Recorda que o novo líder do PSD ainda tem a imagem de ser líder parlamentar, "habituado a um certo discurso, em que não tinha voz própria, era a da liderança do partido no Parlamento e do respetivo governo. Vai demorar a encontrar a consolidação da sua imagem e, para isso, tem de constituir as equipas que serão a sua orquestra".

Ainda não era líder legitimado do partido, o que aconteceu no Congresso do Porto, e já Montenegro tinha recebido o primeiro desafio de António Costa para dialogar sobre a localização do novo aeroporto. Tudo depois da grande polémica sobre o despacho revogado do ministro das Infraestruturas e da Habitação, Pedro Nuno Santos.

E esse foi um tema que marcou o arranque da sua liderança, embora tenha garantido que não foi tema de conversa na primeira reunião que teve com o primeiro-ministro, António Costa, em São Bento, na semana passada.

Sem recusar o diálogo, tal como reafirma ao DN neste breve balanço de um mês de liderança dos sociais-democratas, Montenegro insistiu que compete ao governo decidir. Na quinta-feira, recusou que Pedro Nuno Santos seja o seu interlocutor nesta matéria, disse mesmo que o ministro não tem "autoridade política" para intervir no diálogo sobre o aeroporto. E só admite conversar com António Costa sobre o assunto.

"Do ministro das Infraestruturas e da Habitação, sinceramente, não lhe reconheço autoridade política para poder intervir neste diálogo, porque eu nunca sei, nem os portugueses sabem, se ele está ou não sintonizado com o primeiro-ministro", considerou.

Estas declarações foram feitas depois de Pedro Nuno Santos ter responsabilizado o PSD pelos atrasos no aumento da capacidade aeroportuária na região de Lisboa. "Eu aproveito para dizer que o nosso interlocutor no governo é o Dr. António Costa, primeiro-ministro, não é o ministro das Infraestruturas. Eu sei que ele tem andado um bocadinho desnorteado, eu diria mesmo que ele não acerta uma", afirmou Luís Montenegro.

No intervalo das grandes questões políticas, como a do aeroporto ou a crise no setor da saúde, o novo líder do PSD tem andado pelo país, não ainda na versão de uma semana em cada concelho, como prometeu, e que começará em setembro.

Nas lides tradicionais do partido conseguiu palco para o país. No encerramento do Congresso Regional do PSD/Açores - que governa em coligação a região autónoma -, a 18 de julho, abriu a porta à revisão constitucional para resolver o problema da Lei do Mar, elogiou José Manuel Bolieiro, líder do Executivo regional, e validou o acordo parlamentar regional com o Chega.

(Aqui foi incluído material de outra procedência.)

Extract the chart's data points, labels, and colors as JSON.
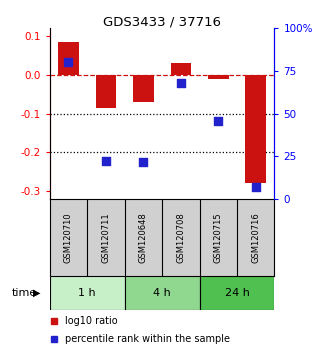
{
  "title": "GDS3433 / 37716",
  "samples": [
    "GSM120710",
    "GSM120711",
    "GSM120648",
    "GSM120708",
    "GSM120715",
    "GSM120716"
  ],
  "log10_ratio": [
    0.085,
    -0.085,
    -0.07,
    0.03,
    -0.01,
    -0.28
  ],
  "percentile_rank": [
    0.8,
    0.22,
    0.215,
    0.68,
    0.455,
    0.07
  ],
  "groups": [
    {
      "label": "1 h",
      "indices": [
        0,
        1
      ],
      "color": "#c8f0c8"
    },
    {
      "label": "4 h",
      "indices": [
        2,
        3
      ],
      "color": "#90d890"
    },
    {
      "label": "24 h",
      "indices": [
        4,
        5
      ],
      "color": "#50c050"
    }
  ],
  "ylim_left": [
    -0.32,
    0.12
  ],
  "ylim_right": [
    0,
    1.0
  ],
  "yticks_left": [
    0.1,
    0.0,
    -0.1,
    -0.2,
    -0.3
  ],
  "yticks_right_vals": [
    1.0,
    0.75,
    0.5,
    0.25,
    0.0
  ],
  "yticks_right_labels": [
    "100%",
    "75",
    "50",
    "25",
    "0"
  ],
  "bar_color": "#cc1111",
  "dot_color": "#2222cc",
  "ref_line_color": "#cc1111",
  "bg_color": "#ffffff",
  "bar_width": 0.55,
  "dot_size": 40,
  "time_label": "time",
  "sample_bg": "#d0d0d0",
  "legend_items": [
    {
      "color": "#cc1111",
      "label": "log10 ratio"
    },
    {
      "color": "#2222cc",
      "label": "percentile rank within the sample"
    }
  ]
}
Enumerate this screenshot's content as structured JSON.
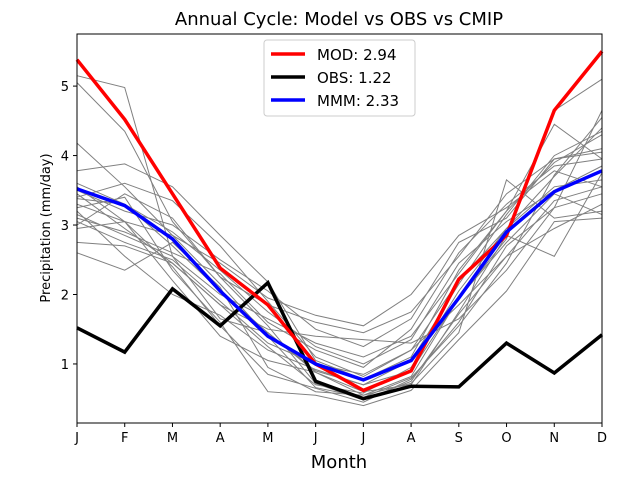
{
  "chart_data": {
    "type": "line",
    "title": "Annual Cycle: Model vs OBS vs CMIP",
    "xlabel": "Month",
    "ylabel": "Precipitation (mm/day)",
    "categories": [
      "J",
      "F",
      "M",
      "A",
      "M",
      "J",
      "J",
      "A",
      "S",
      "O",
      "N",
      "D"
    ],
    "ylim": [
      0.15,
      5.75
    ],
    "yticks": [
      1,
      2,
      3,
      4,
      5
    ],
    "legend_position": "upper-center",
    "series": [
      {
        "name": "MOD: 2.94",
        "color": "#ff0000",
        "values": [
          5.38,
          4.52,
          3.45,
          2.38,
          1.85,
          1.0,
          0.62,
          0.9,
          2.22,
          2.85,
          4.65,
          5.5
        ]
      },
      {
        "name": "OBS: 1.22",
        "color": "#000000",
        "values": [
          1.52,
          1.17,
          2.08,
          1.55,
          2.17,
          0.75,
          0.5,
          0.68,
          0.67,
          1.3,
          0.87,
          1.42
        ]
      },
      {
        "name": "MMM: 2.33",
        "color": "#0000ff",
        "values": [
          3.52,
          3.28,
          2.8,
          2.05,
          1.4,
          1.0,
          0.77,
          1.05,
          1.95,
          2.9,
          3.48,
          3.78
        ]
      }
    ],
    "ensemble": {
      "color": "#808080",
      "members": [
        [
          5.15,
          4.98,
          2.55,
          1.65,
          1.45,
          0.88,
          0.55,
          0.82,
          1.95,
          2.75,
          3.45,
          3.15
        ],
        [
          5.05,
          4.35,
          3.05,
          2.25,
          1.55,
          0.72,
          0.48,
          0.75,
          1.72,
          2.55,
          3.35,
          3.55
        ],
        [
          4.18,
          3.55,
          2.85,
          2.15,
          1.4,
          0.66,
          0.52,
          0.8,
          1.55,
          2.45,
          3.72,
          4.55
        ],
        [
          3.78,
          3.88,
          3.55,
          2.85,
          2.18,
          1.05,
          0.78,
          1.1,
          2.35,
          3.2,
          3.9,
          4.3
        ],
        [
          3.6,
          3.3,
          2.9,
          2.35,
          1.75,
          1.25,
          1.0,
          1.35,
          2.45,
          3.05,
          3.5,
          3.85
        ],
        [
          3.5,
          3.2,
          3.0,
          2.5,
          2.05,
          1.5,
          1.25,
          1.65,
          2.75,
          3.1,
          3.95,
          4.1
        ],
        [
          3.45,
          2.95,
          2.45,
          1.85,
          1.25,
          0.7,
          0.58,
          0.95,
          2.05,
          2.95,
          3.55,
          3.65
        ],
        [
          3.38,
          3.3,
          2.7,
          2.05,
          1.45,
          0.9,
          0.7,
          1.05,
          2.15,
          3.15,
          4.0,
          4.35
        ],
        [
          3.3,
          3.05,
          2.85,
          2.45,
          1.95,
          1.7,
          1.55,
          2.0,
          2.85,
          3.25,
          3.78,
          3.55
        ],
        [
          3.25,
          3.4,
          2.35,
          1.6,
          0.6,
          0.55,
          0.4,
          0.62,
          1.35,
          2.05,
          3.05,
          3.1
        ],
        [
          3.15,
          2.85,
          2.55,
          2.0,
          1.65,
          1.3,
          1.1,
          1.4,
          2.3,
          3.2,
          4.45,
          3.95
        ],
        [
          3.05,
          2.75,
          2.5,
          1.9,
          1.3,
          1.0,
          0.85,
          1.2,
          1.85,
          2.55,
          2.95,
          3.3
        ],
        [
          3.0,
          3.45,
          3.1,
          2.25,
          1.85,
          1.6,
          1.45,
          1.75,
          2.55,
          3.45,
          3.95,
          4.05
        ],
        [
          2.75,
          2.7,
          2.45,
          1.85,
          1.5,
          1.4,
          1.35,
          1.3,
          1.65,
          2.35,
          3.25,
          3.45
        ],
        [
          2.6,
          2.35,
          2.75,
          2.1,
          0.95,
          0.6,
          0.55,
          0.72,
          1.45,
          3.65,
          3.1,
          3.2
        ],
        [
          2.95,
          3.05,
          2.2,
          1.4,
          1.05,
          0.88,
          0.6,
          0.7,
          1.75,
          2.85,
          2.55,
          3.75
        ],
        [
          3.55,
          3.05,
          2.4,
          1.55,
          0.85,
          0.65,
          0.45,
          0.78,
          1.6,
          2.7,
          3.25,
          4.65
        ],
        [
          3.4,
          3.6,
          3.35,
          2.7,
          1.9,
          1.1,
          0.82,
          1.2,
          2.2,
          2.95,
          3.7,
          4.4
        ],
        [
          3.2,
          2.55,
          2.0,
          1.7,
          1.2,
          0.92,
          0.7,
          0.9,
          1.95,
          2.8,
          4.65,
          5.1
        ],
        [
          3.1,
          2.9,
          2.6,
          2.3,
          1.6,
          1.2,
          0.95,
          1.5,
          2.6,
          3.3,
          3.85,
          3.95
        ]
      ]
    }
  }
}
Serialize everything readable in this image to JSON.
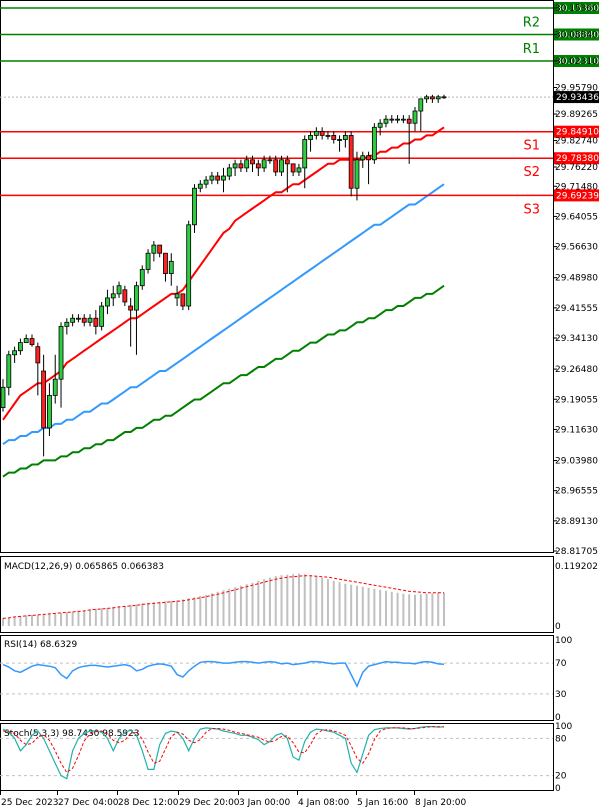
{
  "chart_data": [
    {
      "type": "candlestick",
      "panel": "price",
      "y_ticks": [
        "30.15360",
        "30.08840",
        "30.02310",
        "29.95790",
        "29.89265",
        "29.82740",
        "29.76220",
        "29.71480",
        "29.64055",
        "29.56630",
        "29.48980",
        "29.41555",
        "29.34130",
        "29.26480",
        "29.19055",
        "29.11630",
        "29.03980",
        "28.96555",
        "28.89130",
        "28.81705"
      ],
      "ylim": [
        28.81705,
        30.1536
      ],
      "x_ticks": [
        "25 Dec 2023",
        "27 Dec 04:00",
        "28 Dec 12:00",
        "29 Dec 20:00",
        "3 Jan 00:00",
        "4 Jan 08:00",
        "5 Jan 16:00",
        "8 Jan 20:00"
      ],
      "current_price": "29.93436",
      "levels": [
        {
          "name": "R3",
          "value": "30.15360",
          "color": "#008000"
        },
        {
          "name": "R2",
          "value": "30.08840",
          "color": "#008000"
        },
        {
          "name": "R1",
          "value": "30.02310",
          "color": "#008000"
        },
        {
          "name": "S1",
          "value": "29.84910",
          "color": "#ff0000"
        },
        {
          "name": "S2",
          "value": "29.78380",
          "color": "#ff0000"
        },
        {
          "name": "S3",
          "value": "29.69239",
          "color": "#ff0000"
        }
      ],
      "candles": [
        [
          29.17,
          29.24,
          29.16,
          29.22
        ],
        [
          29.22,
          29.31,
          29.2,
          29.3
        ],
        [
          29.3,
          29.32,
          29.28,
          29.31
        ],
        [
          29.31,
          29.34,
          29.3,
          29.33
        ],
        [
          29.33,
          29.35,
          29.33,
          29.34
        ],
        [
          29.34,
          29.35,
          29.32,
          29.325
        ],
        [
          29.32,
          29.33,
          29.2,
          29.28
        ],
        [
          29.26,
          29.3,
          29.05,
          29.12
        ],
        [
          29.12,
          29.23,
          29.1,
          29.2
        ],
        [
          29.2,
          29.3,
          29.18,
          29.24
        ],
        [
          29.24,
          29.38,
          29.17,
          29.37
        ],
        [
          29.37,
          29.39,
          29.35,
          29.38
        ],
        [
          29.38,
          29.4,
          29.37,
          29.39
        ],
        [
          29.39,
          29.4,
          29.38,
          29.39
        ],
        [
          29.39,
          29.4,
          29.37,
          29.38
        ],
        [
          29.38,
          29.4,
          29.37,
          29.39
        ],
        [
          29.39,
          29.41,
          29.35,
          29.37
        ],
        [
          29.37,
          29.43,
          29.36,
          29.42
        ],
        [
          29.42,
          29.46,
          29.4,
          29.44
        ],
        [
          29.44,
          29.47,
          29.42,
          29.45
        ],
        [
          29.45,
          29.48,
          29.44,
          29.47
        ],
        [
          29.46,
          29.47,
          29.42,
          29.43
        ],
        [
          29.42,
          29.44,
          29.32,
          29.41
        ],
        [
          29.41,
          29.48,
          29.3,
          29.47
        ],
        [
          29.47,
          29.52,
          29.46,
          29.51
        ],
        [
          29.51,
          29.56,
          29.5,
          29.55
        ],
        [
          29.55,
          29.58,
          29.53,
          29.57
        ],
        [
          29.57,
          29.57,
          29.54,
          29.55
        ],
        [
          29.55,
          29.55,
          29.48,
          29.5
        ],
        [
          29.5,
          29.55,
          29.47,
          29.53
        ],
        [
          29.44,
          29.47,
          29.42,
          29.45
        ],
        [
          29.45,
          29.45,
          29.41,
          29.42
        ],
        [
          29.42,
          29.63,
          29.41,
          29.62
        ],
        [
          29.62,
          29.72,
          29.6,
          29.71
        ],
        [
          29.71,
          29.73,
          29.7,
          29.72
        ],
        [
          29.72,
          29.74,
          29.71,
          29.73
        ],
        [
          29.73,
          29.75,
          29.72,
          29.74
        ],
        [
          29.74,
          29.75,
          29.72,
          29.73
        ],
        [
          29.73,
          29.76,
          29.7,
          29.74
        ],
        [
          29.74,
          29.77,
          29.73,
          29.76
        ],
        [
          29.76,
          29.78,
          29.74,
          29.77
        ],
        [
          29.77,
          29.78,
          29.75,
          29.76
        ],
        [
          29.76,
          29.79,
          29.75,
          29.78
        ],
        [
          29.78,
          29.79,
          29.75,
          29.77
        ],
        [
          29.77,
          29.78,
          29.74,
          29.76
        ],
        [
          29.76,
          29.79,
          29.75,
          29.78
        ],
        [
          29.78,
          29.79,
          29.77,
          29.78
        ],
        [
          29.78,
          29.79,
          29.74,
          29.75
        ],
        [
          29.75,
          29.79,
          29.74,
          29.78
        ],
        [
          29.78,
          29.79,
          29.7,
          29.77
        ],
        [
          29.77,
          29.77,
          29.74,
          29.75
        ],
        [
          29.75,
          29.77,
          29.74,
          29.76
        ],
        [
          29.76,
          29.84,
          29.71,
          29.83
        ],
        [
          29.83,
          29.85,
          29.8,
          29.84
        ],
        [
          29.84,
          29.86,
          29.83,
          29.85
        ],
        [
          29.85,
          29.86,
          29.83,
          29.84
        ],
        [
          29.84,
          29.85,
          29.83,
          29.84
        ],
        [
          29.84,
          29.85,
          29.82,
          29.83
        ],
        [
          29.83,
          29.84,
          29.8,
          29.83
        ],
        [
          29.83,
          29.85,
          29.81,
          29.84
        ],
        [
          29.84,
          29.85,
          29.69,
          29.71
        ],
        [
          29.71,
          29.8,
          29.68,
          29.78
        ],
        [
          29.78,
          29.8,
          29.76,
          29.79
        ],
        [
          29.79,
          29.8,
          29.72,
          29.78
        ],
        [
          29.78,
          29.87,
          29.77,
          29.86
        ],
        [
          29.86,
          29.88,
          29.84,
          29.87
        ],
        [
          29.87,
          29.89,
          29.86,
          29.88
        ],
        [
          29.88,
          29.89,
          29.87,
          29.88
        ],
        [
          29.88,
          29.89,
          29.87,
          29.88
        ],
        [
          29.88,
          29.89,
          29.87,
          29.88
        ],
        [
          29.88,
          29.89,
          29.77,
          29.87
        ],
        [
          29.87,
          29.91,
          29.85,
          29.9
        ],
        [
          29.9,
          29.93,
          29.85,
          29.93
        ],
        [
          29.93,
          29.94,
          29.92,
          29.935
        ],
        [
          29.935,
          29.94,
          29.92,
          29.93
        ],
        [
          29.93,
          29.94,
          29.92,
          29.935
        ],
        [
          29.935,
          29.94,
          29.93,
          29.935
        ]
      ],
      "ma_red": [
        29.14,
        29.16,
        29.18,
        29.2,
        29.21,
        29.22,
        29.23,
        29.23,
        29.24,
        29.25,
        29.26,
        29.28,
        29.29,
        29.3,
        29.31,
        29.32,
        29.33,
        29.34,
        29.35,
        29.36,
        29.37,
        29.38,
        29.39,
        29.39,
        29.4,
        29.41,
        29.42,
        29.43,
        29.44,
        29.45,
        29.45,
        29.46,
        29.48,
        29.5,
        29.52,
        29.54,
        29.56,
        29.58,
        29.6,
        29.61,
        29.63,
        29.64,
        29.65,
        29.66,
        29.67,
        29.68,
        29.69,
        29.7,
        29.7,
        29.71,
        29.72,
        29.72,
        29.73,
        29.74,
        29.75,
        29.76,
        29.77,
        29.77,
        29.78,
        29.78,
        29.78,
        29.78,
        29.78,
        29.79,
        29.79,
        29.8,
        29.8,
        29.81,
        29.81,
        29.82,
        29.82,
        29.83,
        29.83,
        29.84,
        29.84,
        29.85,
        29.86
      ],
      "ma_blue": [
        29.08,
        29.09,
        29.09,
        29.1,
        29.1,
        29.11,
        29.11,
        29.12,
        29.12,
        29.13,
        29.13,
        29.14,
        29.14,
        29.15,
        29.16,
        29.16,
        29.17,
        29.18,
        29.18,
        29.19,
        29.2,
        29.21,
        29.22,
        29.22,
        29.23,
        29.24,
        29.25,
        29.26,
        29.26,
        29.27,
        29.28,
        29.29,
        29.3,
        29.31,
        29.32,
        29.33,
        29.34,
        29.35,
        29.36,
        29.37,
        29.38,
        29.39,
        29.4,
        29.41,
        29.42,
        29.43,
        29.44,
        29.45,
        29.46,
        29.47,
        29.48,
        29.49,
        29.5,
        29.51,
        29.52,
        29.53,
        29.54,
        29.55,
        29.56,
        29.57,
        29.58,
        29.59,
        29.6,
        29.61,
        29.62,
        29.62,
        29.63,
        29.64,
        29.65,
        29.66,
        29.67,
        29.67,
        29.68,
        29.69,
        29.7,
        29.71,
        29.72
      ],
      "ma_green": [
        29.0,
        29.01,
        29.01,
        29.02,
        29.02,
        29.03,
        29.03,
        29.04,
        29.04,
        29.04,
        29.05,
        29.05,
        29.06,
        29.06,
        29.07,
        29.07,
        29.08,
        29.08,
        29.09,
        29.09,
        29.1,
        29.11,
        29.11,
        29.12,
        29.12,
        29.13,
        29.14,
        29.14,
        29.15,
        29.15,
        29.16,
        29.17,
        29.18,
        29.19,
        29.19,
        29.2,
        29.21,
        29.22,
        29.23,
        29.23,
        29.24,
        29.25,
        29.25,
        29.26,
        29.27,
        29.27,
        29.28,
        29.29,
        29.29,
        29.3,
        29.31,
        29.31,
        29.32,
        29.33,
        29.33,
        29.34,
        29.35,
        29.35,
        29.36,
        29.36,
        29.37,
        29.38,
        29.38,
        29.39,
        29.39,
        29.4,
        29.41,
        29.41,
        29.42,
        29.42,
        29.43,
        29.44,
        29.44,
        29.45,
        29.45,
        29.46,
        29.47
      ]
    },
    {
      "type": "bar",
      "panel": "macd",
      "label": "MACD(12,26,9) 0.065865 0.066383",
      "y_ticks": [
        "0.119202",
        "0"
      ],
      "ylim": [
        0,
        0.119202
      ],
      "values": [
        0.016,
        0.017,
        0.019,
        0.02,
        0.021,
        0.022,
        0.022,
        0.023,
        0.024,
        0.025,
        0.026,
        0.027,
        0.028,
        0.03,
        0.031,
        0.033,
        0.034,
        0.035,
        0.036,
        0.038,
        0.039,
        0.04,
        0.042,
        0.043,
        0.045,
        0.046,
        0.047,
        0.048,
        0.049,
        0.05,
        0.051,
        0.053,
        0.055,
        0.057,
        0.06,
        0.062,
        0.065,
        0.068,
        0.071,
        0.074,
        0.077,
        0.08,
        0.083,
        0.086,
        0.09,
        0.093,
        0.096,
        0.099,
        0.101,
        0.102,
        0.103,
        0.104,
        0.103,
        0.101,
        0.099,
        0.096,
        0.093,
        0.09,
        0.087,
        0.084,
        0.082,
        0.08,
        0.078,
        0.076,
        0.074,
        0.072,
        0.07,
        0.068,
        0.066,
        0.064,
        0.063,
        0.062,
        0.063,
        0.064,
        0.065,
        0.066,
        0.066
      ],
      "signal": [
        0.015,
        0.016,
        0.018,
        0.019,
        0.02,
        0.021,
        0.022,
        0.023,
        0.024,
        0.025,
        0.026,
        0.027,
        0.028,
        0.029,
        0.03,
        0.032,
        0.033,
        0.034,
        0.035,
        0.036,
        0.038,
        0.039,
        0.04,
        0.041,
        0.043,
        0.044,
        0.045,
        0.046,
        0.047,
        0.048,
        0.049,
        0.05,
        0.052,
        0.054,
        0.056,
        0.058,
        0.061,
        0.063,
        0.066,
        0.069,
        0.072,
        0.075,
        0.078,
        0.081,
        0.084,
        0.087,
        0.09,
        0.093,
        0.095,
        0.097,
        0.098,
        0.099,
        0.1,
        0.1,
        0.099,
        0.098,
        0.097,
        0.095,
        0.093,
        0.091,
        0.089,
        0.087,
        0.085,
        0.083,
        0.081,
        0.079,
        0.077,
        0.075,
        0.073,
        0.071,
        0.069,
        0.068,
        0.067,
        0.066,
        0.066,
        0.066,
        0.066
      ]
    },
    {
      "type": "line",
      "panel": "rsi",
      "label": "RSI(14) 68.6329",
      "y_ticks": [
        "100",
        "70",
        "30",
        "0"
      ],
      "ylim": [
        0,
        100
      ],
      "values": [
        68,
        65,
        60,
        58,
        62,
        66,
        68,
        67,
        66,
        64,
        55,
        50,
        60,
        64,
        66,
        67,
        67,
        66,
        65,
        66,
        67,
        68,
        66,
        60,
        62,
        66,
        68,
        69,
        68,
        66,
        55,
        52,
        60,
        66,
        71,
        72,
        72,
        71,
        70,
        70,
        71,
        72,
        72,
        71,
        70,
        71,
        72,
        71,
        69,
        70,
        68,
        69,
        70,
        72,
        72,
        71,
        70,
        69,
        70,
        70,
        55,
        40,
        58,
        66,
        68,
        70,
        72,
        71,
        71,
        70,
        70,
        69,
        71,
        72,
        71,
        69,
        68.6
      ]
    },
    {
      "type": "line",
      "panel": "stoch",
      "label": "Stoch(5,3,3) 98.7430 98.5923",
      "y_ticks": [
        "100",
        "80",
        "20",
        "0"
      ],
      "ylim": [
        0,
        100
      ],
      "main": [
        95,
        90,
        80,
        60,
        70,
        85,
        92,
        80,
        60,
        40,
        20,
        15,
        60,
        80,
        88,
        92,
        92,
        90,
        80,
        60,
        80,
        90,
        93,
        85,
        60,
        30,
        30,
        70,
        88,
        92,
        90,
        80,
        60,
        80,
        95,
        97,
        96,
        95,
        92,
        90,
        88,
        85,
        85,
        82,
        78,
        70,
        75,
        85,
        88,
        80,
        50,
        45,
        75,
        90,
        95,
        94,
        92,
        90,
        85,
        80,
        40,
        25,
        55,
        85,
        94,
        96,
        97,
        97,
        97,
        96,
        95,
        96,
        98,
        99,
        99,
        98,
        98.7
      ],
      "signal": [
        92,
        91,
        88,
        77,
        70,
        72,
        82,
        86,
        77,
        60,
        40,
        25,
        32,
        52,
        76,
        87,
        91,
        92,
        87,
        77,
        73,
        77,
        88,
        90,
        79,
        58,
        40,
        43,
        63,
        83,
        90,
        87,
        77,
        73,
        78,
        90,
        96,
        96,
        95,
        93,
        90,
        88,
        86,
        84,
        82,
        77,
        74,
        77,
        83,
        84,
        73,
        58,
        57,
        70,
        87,
        93,
        94,
        92,
        89,
        85,
        68,
        48,
        40,
        55,
        78,
        92,
        96,
        97,
        97,
        97,
        96,
        96,
        97,
        98,
        99,
        99,
        98.6
      ]
    }
  ]
}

Já na tradicional Festa de Chão da Lagoa, que marca a rentrée do PSD/Madeira, também no poder em coligação com o CDS, Luís Montenegro voltou ao tema aeroporto e foi muito claro na mensagem: "Eu quero ser muito claro. O PSD é um partido responsável, é um partido que entende que estas obras estratégicas, estruturantes, devem merecer um consenso tão alargado quanto possível, mas não vamos inverter os papéis", declarou, esclarecendo depois: "Quem tem de governar é o governo, nós cá vamos fazer oposição responsável, como digo, mas oposição."

No início do mês, acabado de tomar conta do partido, reuniu com a bancada escolhida ainda por Rui Rio e a última da liderança de Paulo Mota Pinto. Mas o que transpirou do encontro com os deputados sociais-democratas foi a sintonia de posições. O novo líder parlamentar, Joaquim Sarmento, foi eleito dias depois, a 13 de julho, e conseguiu 59% dos votos, com 46 votos a favor e 20 brancos, outros tantos nulos e uma abstenção, a do ex-presidente Rui Rio, o que mostra que a escolha de Sarmento não foi consensual entre os deputados sociais-democratas.

O novo líder parlamentar do PSD afirmou estar "satisfeito com a votação" na sua direção e recusou estar fragilizado ou entrar em comparações com os números obtidos pelos seus antecessores. "Não creio que seja útil fazer comparações, preocupa-me - em todos os lugares por onde tenho passado na minha carreira académica, profissional e política - sempre com a avaliação que os meus pares fazem à saída, não à entrada", afirmou Joaquim Miranda Sarmento.

O facto é que será o rosto visível do PSD no Parlamento e a sua prestação vai ser deduzida ao mérito ou demérito de Luís Montenegro.